If you don't know the Power Line adapters plug into the wall and use your existing wiring to transmit data.  This works because the current going through the lines is a wave an if you remember back to high school science waves have periods where they are at "0".  During these "0" times, the adapter can send information.

1. I've used one of the newer NetGear Power Lines to access internet content on my Xbox 360.  I normally use it to download patches, updates, and watch NetFlix (I'm normally able to get full picture quality with no lag).  I'm not sure how good this would be for gaming but for my purposes it works great.

2. I keep one always connected to my router and the wall so that I can have a floating hard-wired connection in the house as needed.  Sometimes my household wireless has trouble in some spots and the speed is not good enough for what I'm trying to do (like watching a streaming video on Netflix on my Netbook) so having the ability to plug in a connection anywhere is ideal.

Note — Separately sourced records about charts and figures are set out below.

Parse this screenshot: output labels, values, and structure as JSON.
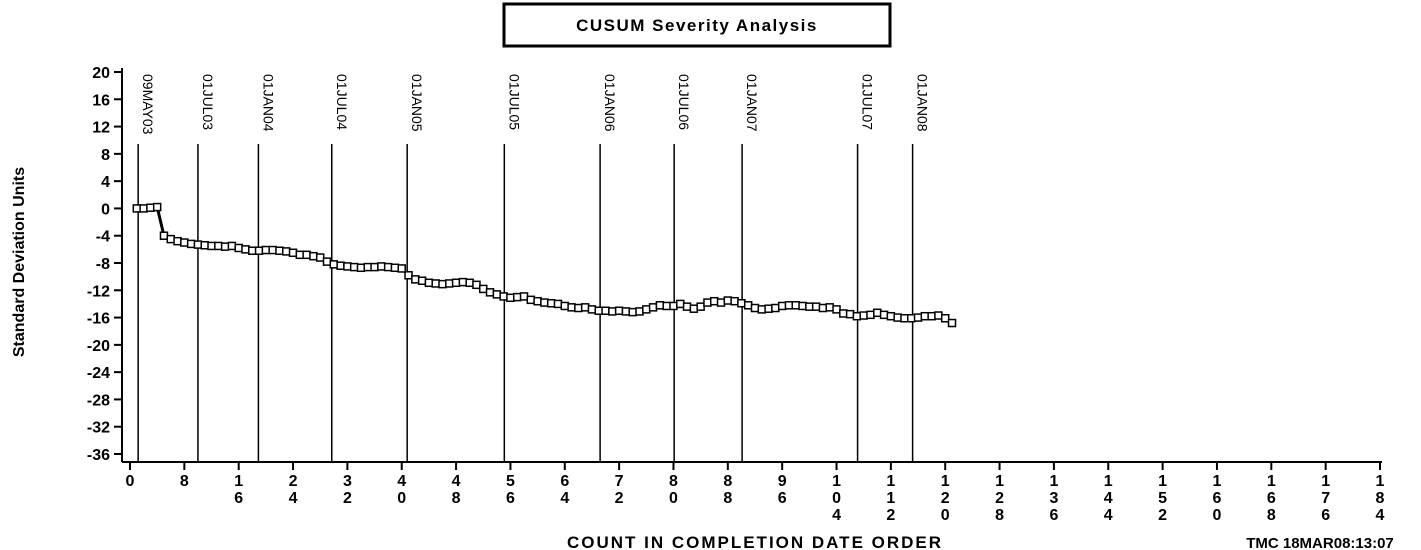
{
  "chart_data": {
    "type": "line",
    "title": "CUSUM Severity Analysis",
    "x_label": "COUNT IN COMPLETION DATE ORDER",
    "y_label": "Standard Deviation Units",
    "footer": "TMC 18MAR08:13:07",
    "xlim": [
      0,
      184
    ],
    "xticks": [
      0,
      8,
      16,
      24,
      32,
      40,
      48,
      56,
      64,
      72,
      80,
      88,
      96,
      104,
      112,
      120,
      128,
      136,
      144,
      152,
      160,
      168,
      176,
      184
    ],
    "ylim": [
      -36,
      20
    ],
    "yticks": [
      -36,
      -32,
      -28,
      -24,
      -20,
      -16,
      -12,
      -8,
      -4,
      0,
      4,
      8,
      12,
      16,
      20
    ],
    "reference_lines": [
      {
        "x": 1.2,
        "label": "09MAY03"
      },
      {
        "x": 10,
        "label": "01JUL03"
      },
      {
        "x": 18.9,
        "label": "01JAN04"
      },
      {
        "x": 29.7,
        "label": "01JUL04"
      },
      {
        "x": 40.8,
        "label": "01JAN05"
      },
      {
        "x": 55.1,
        "label": "01JUL05"
      },
      {
        "x": 69.2,
        "label": "01JAN06"
      },
      {
        "x": 80.1,
        "label": "01JUL06"
      },
      {
        "x": 90.1,
        "label": "01JAN07"
      },
      {
        "x": 107.1,
        "label": "01JUL07"
      },
      {
        "x": 115.2,
        "label": "01JAN08"
      }
    ],
    "color": "#000000",
    "x": [
      1,
      2,
      3,
      4,
      5,
      6,
      7,
      8,
      9,
      10,
      11,
      12,
      13,
      14,
      15,
      16,
      17,
      18,
      19,
      20,
      21,
      22,
      23,
      24,
      25,
      26,
      27,
      28,
      29,
      30,
      31,
      32,
      33,
      34,
      35,
      36,
      37,
      38,
      39,
      40,
      41,
      42,
      43,
      44,
      45,
      46,
      47,
      48,
      49,
      50,
      51,
      52,
      53,
      54,
      55,
      56,
      57,
      58,
      59,
      60,
      61,
      62,
      63,
      64,
      65,
      66,
      67,
      68,
      69,
      70,
      71,
      72,
      73,
      74,
      75,
      76,
      77,
      78,
      79,
      80,
      81,
      82,
      83,
      84,
      85,
      86,
      87,
      88,
      89,
      90,
      91,
      92,
      93,
      94,
      95,
      96,
      97,
      98,
      99,
      100,
      101,
      102,
      103,
      104,
      105,
      106,
      107,
      108,
      109,
      110,
      111,
      112,
      113,
      114,
      115,
      116,
      117,
      118,
      119,
      120,
      121
    ],
    "values": [
      0,
      0,
      0.1,
      0.2,
      -4,
      -4.5,
      -4.8,
      -5,
      -5.2,
      -5.3,
      -5.4,
      -5.5,
      -5.5,
      -5.6,
      -5.5,
      -5.8,
      -6,
      -6.2,
      -6.2,
      -6.1,
      -6.1,
      -6.2,
      -6.3,
      -6.5,
      -6.8,
      -6.8,
      -7,
      -7.2,
      -7.8,
      -8.2,
      -8.4,
      -8.5,
      -8.6,
      -8.7,
      -8.6,
      -8.6,
      -8.5,
      -8.6,
      -8.7,
      -8.8,
      -9.8,
      -10.4,
      -10.6,
      -10.9,
      -11,
      -11.1,
      -11,
      -10.9,
      -10.8,
      -10.9,
      -11.2,
      -11.8,
      -12.3,
      -12.6,
      -12.9,
      -13.1,
      -13,
      -12.9,
      -13.4,
      -13.6,
      -13.8,
      -13.9,
      -14,
      -14.3,
      -14.5,
      -14.6,
      -14.5,
      -14.8,
      -15,
      -15,
      -15.1,
      -15,
      -15.1,
      -15.2,
      -15.1,
      -14.8,
      -14.5,
      -14.2,
      -14.3,
      -14.3,
      -14,
      -14.4,
      -14.7,
      -14.4,
      -13.8,
      -13.6,
      -13.8,
      -13.5,
      -13.6,
      -13.9,
      -14.2,
      -14.6,
      -14.8,
      -14.7,
      -14.6,
      -14.3,
      -14.2,
      -14.2,
      -14.3,
      -14.4,
      -14.4,
      -14.6,
      -14.5,
      -14.8,
      -15.4,
      -15.5,
      -15.8,
      -15.7,
      -15.6,
      -15.3,
      -15.6,
      -15.8,
      -16,
      -16.1,
      -16.1,
      -16,
      -15.8,
      -15.8,
      -15.7,
      -16.1,
      -16.8
    ]
  }
}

3. Network printing.  I couldn't find a spot in my office for the printer so I put it in a closet and used a Power Line for connectivity to it.

4. WAPs.  Another solution to problem 2 is to use a Power Line plug to provide a Wireless Access Point a connection to the router.  This way you can go wireless but have extended range or test your WAP's range and performance before running CAT5.

5. IP Phones.  Allows a connection for IP phones virtually anywhere in your house or your VoIP router.

Monday, September 13, 2010

ClearCase ... not a fan

So one of my clients is switching to ClearCase for source management.  Not a fan!

With say Visual SourceSafe the install is as simple as running the install, maybe specifying a few simple options, and waiting for the install to run.

With ClearCase I've had literally 30 steps to perform and its still not installed and integrated with Visual Studio.

Some steps:
1. To check the version I had to run a batch file and email it to someone.  Ironically, the utility runs and the output message is "take this text file and email it to the person who sent you this utility."

2. I've had to search the HDD for files so I could update the registry with the correct path.  (Why couldn't the install figure this out and update the registry?)

3. I've had to run additional command line utilities to attempt to register ClearCase with Visual Studio.

Really?  I feel like we've back in the 90s running EMM386 and changing Config.sys files to make enough Virtual and Extended Memory to play a MS DOS game!

People who complain Windows is too complex/buggy need to try installing ClearCase!